7 Haziran Genel Seçimleri sonrasındaki buruk sevinci, içimizi kaplayan huzuru yazmaya koyulmuştum. Yan bahçedeki horozun ötüşüyle perçinlenen dinginliğimin, önümden canhıraş geçen 112 ambulansının sesiyle beni gerçeğe döndürüşünden...

7 Haziran Genel Seçimleri sonrasındaki buruk sevinci, içimizi kaplayan huzuru yazmaya koyulmuştum. Yan bahçedeki horozun ötüşüyle perçinlenen dinginliğimin, önümden canhıraş geçen 112 ambulansının sesiyle beni gerçeğe döndürüşünden bahsedecektim...

Gerçeğe dönüşün, Alanya esnaf ve turizmcisinin yerel gazetelerde yer alan turizme ilişkin yakınmalarıyla daha da keskinleştiğini; Rusya Federal İstatistik Dairesi'nin Rus turist kaybı konusundaki verileri ile Alanyalı Dışişleri Bakanı Mevlüt Çavuşoğlu'nun görüşlerinin nasıl uyuşmadığını anlatacaktım...

Ertesi günkü basın yorumlarını; "halkın özgür iradesinin yansıması!", "verilen ince mesajlar, dersler!" gibi sözleri; halkın hangi somut, basit gerekçelerle oy verdiğini iyi kötü bilen birisi olarak gülümseyerek değerlendirdiğimi yazacaktım.

TV' lerde program yapan "Ak kaşıkların", memlekette, özellikle son on yıldır büyük bir baskı rejimi uygulanmamış ve buna bağlı bir büyük hesaplaşma süreci yaşanmaması gerekirmiş gibi; ekrana çıkardıkları "Ak kaşlı" siyaset kaşarları aracılığıyla halkı demokrasi geleneği içinde çözüme davet edişlerindeki tuhaflığı aktaracaktım ki; Deniz Baykal ile Cumhurbaşkanı Erdoğan'ın görüşmesi gündeme düştü...

31 Mart 2015'te Yeni Alanya Gazetesi'nde yayımlanan köşe yazımda Deniz Baykal'dan, "... sanki memlekette devletin bekasını gözeten akil bir siyasetçi rolünü muhtemelen kendisine biçen Baykal'ın, Erdoğan'ı meclise taşımak da dahil bir çok hatası oldu.
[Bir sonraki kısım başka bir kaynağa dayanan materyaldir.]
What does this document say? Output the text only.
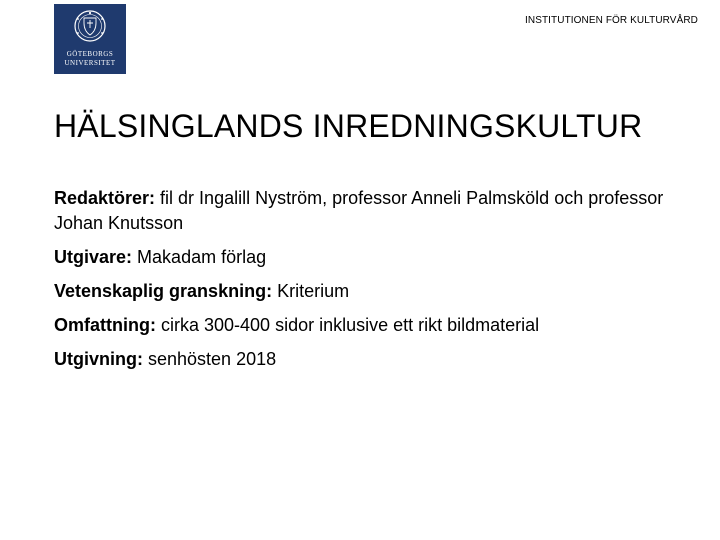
GÖTEBORGS
UNIVERSITET
INSTITUTIONEN FÖR KULTURVÅRD
HÄLSINGLANDS INREDNINGSKULTUR

Redaktörer: fil dr Ingalill Nyström, professor Anneli Palmsköld och professor Johan Knutsson

Utgivare: Makadam förlag

Vetenskaplig granskning: Kriterium

Omfattning: cirka 300-400 sidor inklusive ett rikt bildmaterial

Utgivning: senhösten 2018
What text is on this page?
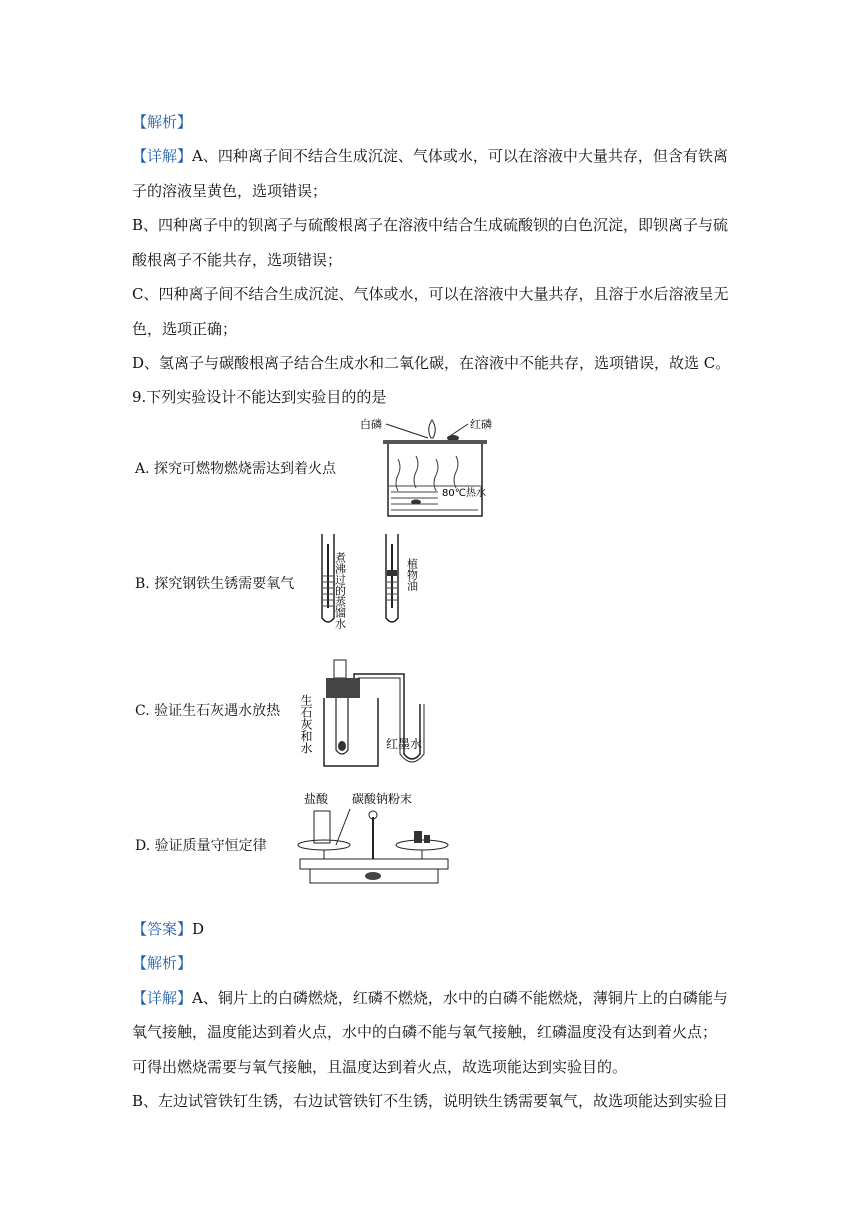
【解析】
【详解】A、四种离子间不结合生成沉淀、气体或水，可以在溶液中大量共存，但含有铁离
子的溶液呈黄色，选项错误；
B、四种离子中的钡离子与硫酸根离子在溶液中结合生成硫酸钡的白色沉淀，即钡离子与硫
酸根离子不能共存，选项错误；
C、四种离子间不结合生成沉淀、气体或水，可以在溶液中大量共存，且溶于水后溶液呈无
色，选项正确；
D、氢离子与碳酸根离子结合生成水和二氧化碳，在溶液中不能共存，选项错误，故选 C。
9.下列实验设计不能达到实验目的的是
A. 探究可燃物燃烧需达到着火点
白磷	红磷
80℃热水
B. 探究钢铁生锈需要氧气	煮沸过的蒸馏水	植物油
C. 验证生石灰遇水放热 生石灰和水	红墨水
D. 验证质量守恒定律
盐酸 碳酸钠粉末
【答案】D
【解析】
【详解】A、铜片上的白磷燃烧，红磷不燃烧，水中的白磷不能燃烧，薄铜片上的白磷能与
氧气接触，温度能达到着火点，水中的白磷不能与氧气接触，红磷温度没有达到着火点；
可得出燃烧需要与氧气接触，且温度达到着火点，故选项能达到实验目的。
B、左边试管铁钉生锈，右边试管铁钉不生锈，说明铁生锈需要氧气，故选项能达到实验目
Büyük abi tarafından yeniden biçimlendirilen Ortadoğu coğrafyasında toparlayıcı, bütünleştirici ve hatta çözülen AKP ile işbirliğini sağlayıcı bir liderliği de düşünüyor olabilir..." diye bahsetmiştim.
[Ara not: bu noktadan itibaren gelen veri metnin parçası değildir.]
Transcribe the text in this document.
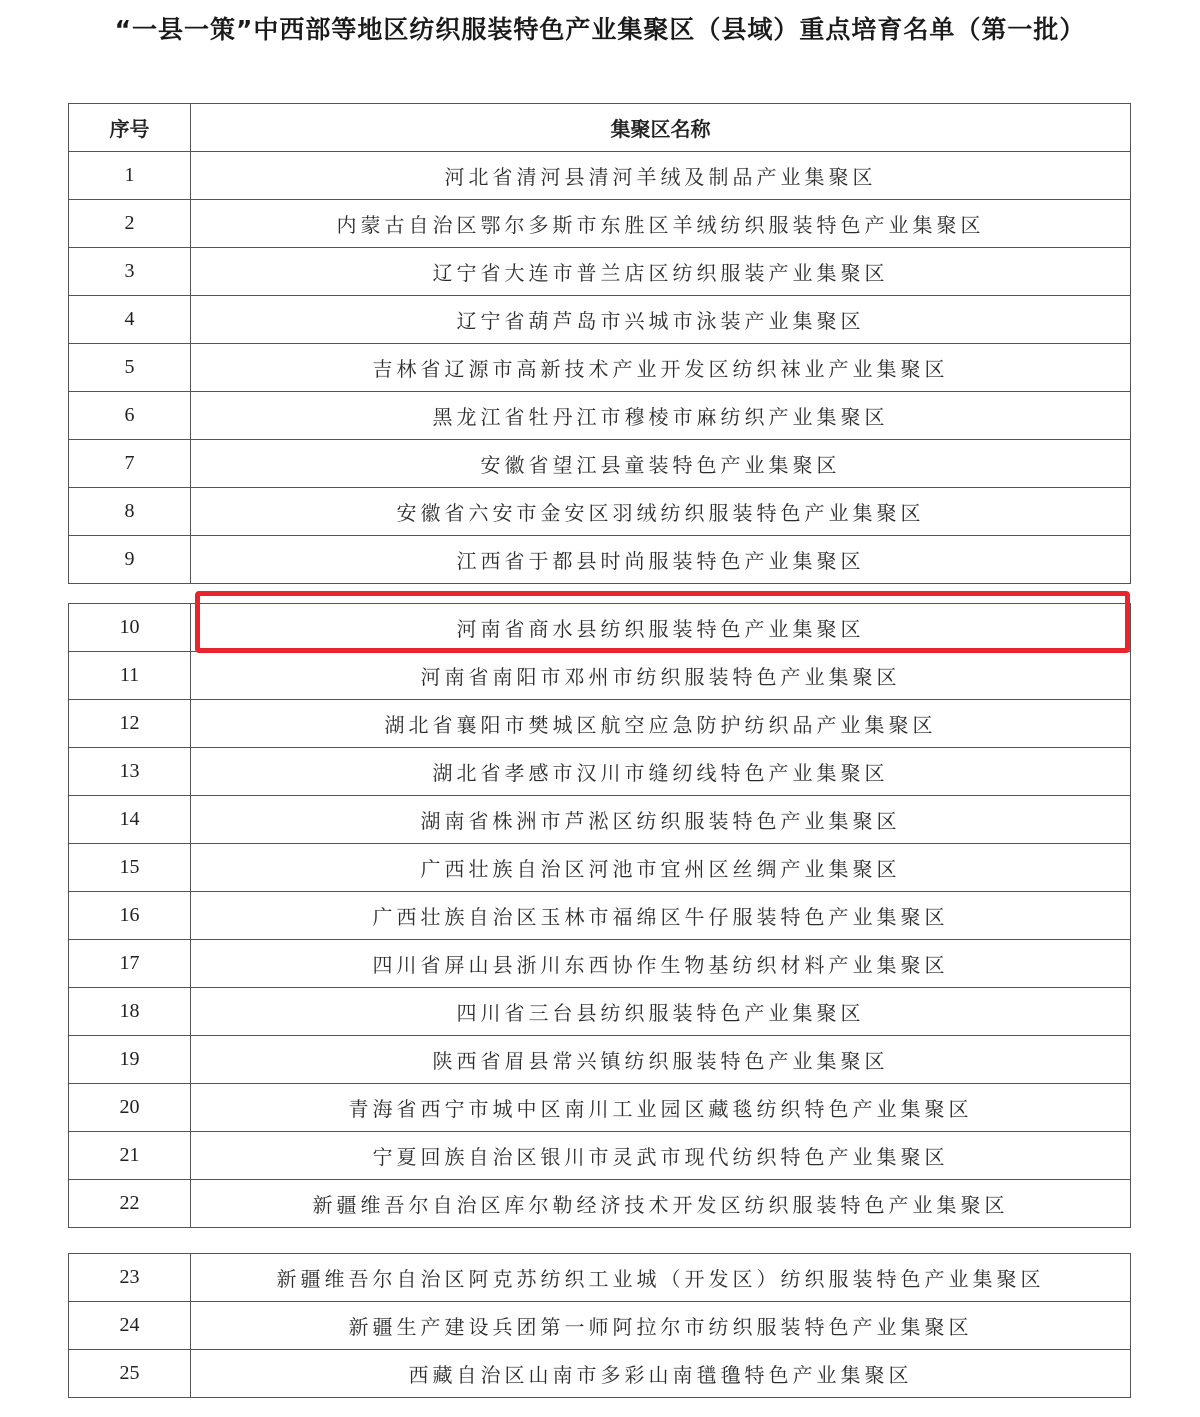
“一县一策”中西部等地区纺织服装特色产业集聚区（县域）重点培育名单（第一批）
序号	集聚区名称
1	河北省清河县清河羊绒及制品产业集聚区
2	内蒙古自治区鄂尔多斯市东胜区羊绒纺织服装特色产业集聚区
3	辽宁省大连市普兰店区纺织服装产业集聚区
4	辽宁省葫芦岛市兴城市泳装产业集聚区
5	吉林省辽源市高新技术产业开发区纺织袜业产业集聚区
6	黑龙江省牡丹江市穆棱市麻纺织产业集聚区
7	安徽省望江县童装特色产业集聚区
8	安徽省六安市金安区羽绒纺织服装特色产业集聚区
9	江西省于都县时尚服装特色产业集聚区
10	河南省商水县纺织服装特色产业集聚区
11	河南省南阳市邓州市纺织服装特色产业集聚区
12	湖北省襄阳市樊城区航空应急防护纺织品产业集聚区
13	湖北省孝感市汉川市缝纫线特色产业集聚区
14	湖南省株洲市芦淞区纺织服装特色产业集聚区
15	广西壮族自治区河池市宜州区丝绸产业集聚区
16	广西壮族自治区玉林市福绵区牛仔服装特色产业集聚区
17	四川省屏山县浙川东西协作生物基纺织材料产业集聚区
18	四川省三台县纺织服装特色产业集聚区
19	陕西省眉县常兴镇纺织服装特色产业集聚区
20	青海省西宁市城中区南川工业园区藏毯纺织特色产业集聚区
21	宁夏回族自治区银川市灵武市现代纺织特色产业集聚区
22	新疆维吾尔自治区库尔勒经济技术开发区纺织服装特色产业集聚区
23	新疆维吾尔自治区阿克苏纺织工业城（开发区）纺织服装特色产业集聚区
24	新疆生产建设兵团第一师阿拉尔市纺织服装特色产业集聚区
25	西藏自治区山南市多彩山南氆氇特色产业集聚区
Buradan da anlaşılacağı gibi Baykal bir akil adamlığı, Batı'daki benzer uygulama Ombudsmanlığı kendisine biçiyor olmalı. Oysa Batı'da bu kurumlara atamayla, görevlendirmeyle geliniyor. Orada hiç kimse "Ben artık oldum!" diye ortaya çıkmıyor; böyle bir göreve talip olmak için fırsat kollamıyor, balıklama atlamıyor...

Her ne kadar, tarafsızlığından şüphe duyulmayan, şikayetleri dinleyip çözüme ulaştıran, sorun çözen bu makamlar Antik çağlara kadar dayansa; Osmanlı'da kadı-ul kuzat diye bir kurum olsa da bu uygulama çağdaş Batı, özellikle de demokrasinin beşiği İskandinav ülkelerinde hayat buluyor.

Ülkemizde ise tek adam ve dar çevresinden oluşan oligarşik yapı var. Bu yapının, üyesi oldukları bir siyasi oluşumu kullanarak despot iktidarlarını ne pahasına olsun sürdürmek isteyecekleri bilinmiyormuş gibi, seçim sonrası ülkede sanal bir uzlaşı ortamı yaratılmaya çalışılıyor. Baykal gibi kavruk bir politikacının da, bu pis oyunun bir parçası olmaya en azından itiraz etmemesi insanın aklını karıştırıyor. Akla çeşitli sorular getiriyor...

Ülkemizde ve hatta şehrimiz Alanya'da akil adamlığa soyunmayı, bir bilen olarak çatısı içinde bulunduğu kurumu da kullanarak şehri yönlendirmeye kalkmayı taraflara yapılmış bir büyük hakaret gibi görmeye başladım. Akilsen, akıllıysan, deneyimliysen, sözüne güvenilirsen, sana gelinir, danışılır. Yoksa Baykal gibi olursun!